La Provence, qu’il a sillonnée lors de ses allées et venues entre Londres et l’Italie (Avignon et Marseille, les villages perchés, les falaises calcaires des pré-alpes françaises, les ports et villages côtiers…) va lui inspirer une série d’aquarelles et de gouaches réunies pour la première fois dans une même exposition. Mais c’est à Margate, ancien petit port de pêche du Kent devenu station balnéaire, qu’il trouvera ses « plus beaux ciels d’Europe » dont il fait sa spécificité en peinture et en aquarelle.
La dernière salle de l’exposition laisse exploser les gammes et suggère l’abstraction dans l’œuvre de Turner, qui évidemment n’en est pas arrivé jusque-là. Depuis les années 1830, ses réalisations avaient clairement pris la direction de la nébulosité des formes et du flou des contours. Sur la fin de sa vie, sa peinture s’est encore simplifiée, la couleur s’étant substituée au trait pour donner sa forme au sujet. C’est ce qui a fait dire de Turner qu’il est bien un précurseur des impressionnistes. A sa mort, on retrouva dans son atelier de nombreuses toiles inachevées préparées en série jusqu’à un certain stade d’élaboration. Comme Turner, Monet aussi travaillait en série.
Valérie Maillard
« Turner et la couleur », Caumont Centre d’art, 3, rue Joseph Cabassol, 13100 Aix-en-Provence. Jusqu’au 18 septembre. Et du 8 octobre au 8 janvier 2017 à la Turner Contemporary de Margate.
Riche, merci!
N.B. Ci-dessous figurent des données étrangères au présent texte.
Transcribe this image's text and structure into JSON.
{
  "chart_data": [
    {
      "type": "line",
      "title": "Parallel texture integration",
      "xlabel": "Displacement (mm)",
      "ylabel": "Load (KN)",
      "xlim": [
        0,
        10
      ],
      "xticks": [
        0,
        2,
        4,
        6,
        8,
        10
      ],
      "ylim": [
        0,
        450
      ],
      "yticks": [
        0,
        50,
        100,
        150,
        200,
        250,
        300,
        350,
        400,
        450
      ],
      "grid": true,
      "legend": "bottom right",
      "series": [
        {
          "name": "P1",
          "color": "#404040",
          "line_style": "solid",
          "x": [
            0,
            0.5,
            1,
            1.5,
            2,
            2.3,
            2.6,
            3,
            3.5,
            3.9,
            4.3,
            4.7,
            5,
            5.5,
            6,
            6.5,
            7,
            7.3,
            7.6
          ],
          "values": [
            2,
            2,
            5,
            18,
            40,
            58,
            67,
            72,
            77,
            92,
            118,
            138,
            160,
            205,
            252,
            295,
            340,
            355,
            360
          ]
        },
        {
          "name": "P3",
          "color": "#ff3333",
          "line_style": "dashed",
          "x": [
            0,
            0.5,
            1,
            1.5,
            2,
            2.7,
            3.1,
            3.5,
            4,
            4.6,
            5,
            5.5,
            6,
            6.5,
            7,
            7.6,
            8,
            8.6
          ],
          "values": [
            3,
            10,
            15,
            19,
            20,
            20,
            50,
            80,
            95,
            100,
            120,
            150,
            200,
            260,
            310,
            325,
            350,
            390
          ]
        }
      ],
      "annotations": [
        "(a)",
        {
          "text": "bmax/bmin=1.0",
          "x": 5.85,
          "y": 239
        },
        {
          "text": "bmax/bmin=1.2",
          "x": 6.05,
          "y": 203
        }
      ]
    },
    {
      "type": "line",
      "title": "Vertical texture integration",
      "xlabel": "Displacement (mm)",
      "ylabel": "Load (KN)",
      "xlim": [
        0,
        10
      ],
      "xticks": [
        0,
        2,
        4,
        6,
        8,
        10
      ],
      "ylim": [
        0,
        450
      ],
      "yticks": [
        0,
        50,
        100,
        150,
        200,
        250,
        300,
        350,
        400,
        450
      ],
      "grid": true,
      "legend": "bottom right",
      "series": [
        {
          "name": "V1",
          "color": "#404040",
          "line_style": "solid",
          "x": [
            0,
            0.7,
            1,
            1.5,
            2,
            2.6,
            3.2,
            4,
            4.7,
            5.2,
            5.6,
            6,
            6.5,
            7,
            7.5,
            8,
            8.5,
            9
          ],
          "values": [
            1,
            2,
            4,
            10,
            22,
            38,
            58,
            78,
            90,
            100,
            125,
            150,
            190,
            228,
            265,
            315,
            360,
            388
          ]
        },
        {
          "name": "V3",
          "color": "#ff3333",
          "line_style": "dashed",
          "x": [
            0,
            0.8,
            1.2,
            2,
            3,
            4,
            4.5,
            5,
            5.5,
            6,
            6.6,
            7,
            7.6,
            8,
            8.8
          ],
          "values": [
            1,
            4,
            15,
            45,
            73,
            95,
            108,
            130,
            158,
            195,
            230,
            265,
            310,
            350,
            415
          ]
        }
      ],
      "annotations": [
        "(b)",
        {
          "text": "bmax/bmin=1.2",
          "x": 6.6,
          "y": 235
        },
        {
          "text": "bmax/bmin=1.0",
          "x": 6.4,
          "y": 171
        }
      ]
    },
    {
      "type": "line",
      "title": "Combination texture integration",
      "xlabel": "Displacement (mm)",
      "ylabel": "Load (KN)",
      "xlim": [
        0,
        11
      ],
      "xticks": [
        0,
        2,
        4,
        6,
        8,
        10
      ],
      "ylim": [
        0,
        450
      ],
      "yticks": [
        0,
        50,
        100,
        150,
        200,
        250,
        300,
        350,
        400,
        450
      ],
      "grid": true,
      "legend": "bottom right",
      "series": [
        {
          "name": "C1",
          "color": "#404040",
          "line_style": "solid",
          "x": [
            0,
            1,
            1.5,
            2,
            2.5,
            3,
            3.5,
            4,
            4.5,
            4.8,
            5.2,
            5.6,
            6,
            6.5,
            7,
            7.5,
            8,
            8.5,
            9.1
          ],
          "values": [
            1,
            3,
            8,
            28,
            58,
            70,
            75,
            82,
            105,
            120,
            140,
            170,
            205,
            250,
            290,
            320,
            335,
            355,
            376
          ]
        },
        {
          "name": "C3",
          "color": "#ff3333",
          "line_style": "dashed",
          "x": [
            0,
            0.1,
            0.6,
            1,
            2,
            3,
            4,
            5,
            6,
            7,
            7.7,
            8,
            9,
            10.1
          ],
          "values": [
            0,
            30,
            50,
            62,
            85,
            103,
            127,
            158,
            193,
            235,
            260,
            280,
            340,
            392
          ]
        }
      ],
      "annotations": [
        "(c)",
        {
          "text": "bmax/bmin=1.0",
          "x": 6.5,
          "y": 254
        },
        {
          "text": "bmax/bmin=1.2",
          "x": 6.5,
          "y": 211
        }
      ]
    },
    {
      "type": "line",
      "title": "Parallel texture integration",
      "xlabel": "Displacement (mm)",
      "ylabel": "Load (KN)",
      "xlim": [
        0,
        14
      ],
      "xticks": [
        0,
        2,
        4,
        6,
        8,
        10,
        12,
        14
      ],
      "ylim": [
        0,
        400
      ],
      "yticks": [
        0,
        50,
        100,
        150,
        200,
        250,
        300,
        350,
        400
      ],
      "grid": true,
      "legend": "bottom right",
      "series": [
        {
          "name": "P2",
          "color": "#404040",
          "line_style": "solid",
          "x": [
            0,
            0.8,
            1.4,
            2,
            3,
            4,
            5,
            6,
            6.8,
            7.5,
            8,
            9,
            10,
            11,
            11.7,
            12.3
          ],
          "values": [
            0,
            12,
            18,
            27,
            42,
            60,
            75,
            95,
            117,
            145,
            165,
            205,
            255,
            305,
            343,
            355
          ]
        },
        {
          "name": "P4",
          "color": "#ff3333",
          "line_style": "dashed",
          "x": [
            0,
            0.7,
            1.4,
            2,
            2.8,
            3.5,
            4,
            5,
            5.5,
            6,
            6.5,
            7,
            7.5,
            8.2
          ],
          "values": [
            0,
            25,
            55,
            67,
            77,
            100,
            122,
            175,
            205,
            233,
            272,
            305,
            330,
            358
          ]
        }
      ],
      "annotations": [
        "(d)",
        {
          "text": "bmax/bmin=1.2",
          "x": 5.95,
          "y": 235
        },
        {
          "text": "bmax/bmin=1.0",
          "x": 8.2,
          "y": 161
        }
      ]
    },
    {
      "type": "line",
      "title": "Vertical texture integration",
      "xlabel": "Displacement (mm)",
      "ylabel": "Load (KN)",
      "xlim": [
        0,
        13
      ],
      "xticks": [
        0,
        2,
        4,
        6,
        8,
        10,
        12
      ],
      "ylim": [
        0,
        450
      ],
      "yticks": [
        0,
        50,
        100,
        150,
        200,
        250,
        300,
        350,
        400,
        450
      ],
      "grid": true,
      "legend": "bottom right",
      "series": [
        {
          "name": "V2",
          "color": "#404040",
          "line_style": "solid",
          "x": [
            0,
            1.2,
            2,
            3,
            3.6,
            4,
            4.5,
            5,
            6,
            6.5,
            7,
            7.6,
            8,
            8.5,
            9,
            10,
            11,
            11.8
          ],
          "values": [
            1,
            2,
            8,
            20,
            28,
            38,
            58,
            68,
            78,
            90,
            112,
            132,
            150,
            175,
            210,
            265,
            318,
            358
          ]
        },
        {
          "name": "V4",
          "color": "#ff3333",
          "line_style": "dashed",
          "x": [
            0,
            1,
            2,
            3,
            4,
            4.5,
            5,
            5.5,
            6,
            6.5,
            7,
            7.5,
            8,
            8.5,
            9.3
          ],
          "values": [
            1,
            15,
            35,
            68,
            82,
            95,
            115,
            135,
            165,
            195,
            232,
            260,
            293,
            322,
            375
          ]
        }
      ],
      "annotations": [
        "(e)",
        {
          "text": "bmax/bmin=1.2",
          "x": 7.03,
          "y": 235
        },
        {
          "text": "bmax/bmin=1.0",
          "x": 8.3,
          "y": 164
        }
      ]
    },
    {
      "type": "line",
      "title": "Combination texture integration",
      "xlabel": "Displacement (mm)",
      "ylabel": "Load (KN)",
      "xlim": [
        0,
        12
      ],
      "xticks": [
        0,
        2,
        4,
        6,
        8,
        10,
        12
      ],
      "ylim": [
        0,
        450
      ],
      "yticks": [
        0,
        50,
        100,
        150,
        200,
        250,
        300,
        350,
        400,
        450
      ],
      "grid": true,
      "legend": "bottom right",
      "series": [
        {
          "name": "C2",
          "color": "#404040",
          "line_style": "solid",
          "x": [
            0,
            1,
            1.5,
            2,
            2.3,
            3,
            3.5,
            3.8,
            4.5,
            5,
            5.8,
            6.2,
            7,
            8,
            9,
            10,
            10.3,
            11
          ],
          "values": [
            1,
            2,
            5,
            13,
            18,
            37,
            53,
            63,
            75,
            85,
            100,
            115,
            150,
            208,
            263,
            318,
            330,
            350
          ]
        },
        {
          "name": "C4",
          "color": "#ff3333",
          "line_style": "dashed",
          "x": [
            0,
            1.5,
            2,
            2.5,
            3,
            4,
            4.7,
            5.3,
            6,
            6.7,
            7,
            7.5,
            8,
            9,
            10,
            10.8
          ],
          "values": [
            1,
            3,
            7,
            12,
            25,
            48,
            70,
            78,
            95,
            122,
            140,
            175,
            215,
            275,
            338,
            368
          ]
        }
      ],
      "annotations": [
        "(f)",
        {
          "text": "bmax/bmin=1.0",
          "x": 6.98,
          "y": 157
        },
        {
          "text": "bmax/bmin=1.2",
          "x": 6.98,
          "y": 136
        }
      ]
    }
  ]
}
S.
Merci à vous.
Bel article Bravo pour votre écriture qui donne
L’envie de faire un saut a Aix voir le maître des somptueux brouillards et des lumières subtiles
Et de découvrir l’hôtel Caumont récemment ouvert au public
aussi l’occasion voir les oeuvres de Chagall à la carrière des lumières
Avec en sus une Projection le film de Jean Cocteau le testament d’Orphee
Tourne un situ (baux de Provence )un endroit magique
Bref un beau programme en perspective
Ravary
Merci pour votre commentaire et les précisions sur ces visites qui valent en effet un séjour en Provence (s’il fallait un prétexte pour séjourner dans cette belle région:).
Le nom de Turner est désormais pour moi inséparable du fabuleux film de Mike Leigh qui évitait tous les clichés. « Mr.Turner » raconte les dernières années de la vie du peintre, et je crois n’avoir jamais vu un film aussi juste sur un artiste.
A voir absolument en DVD si on aime Turner…et comment ne pas l’aimer?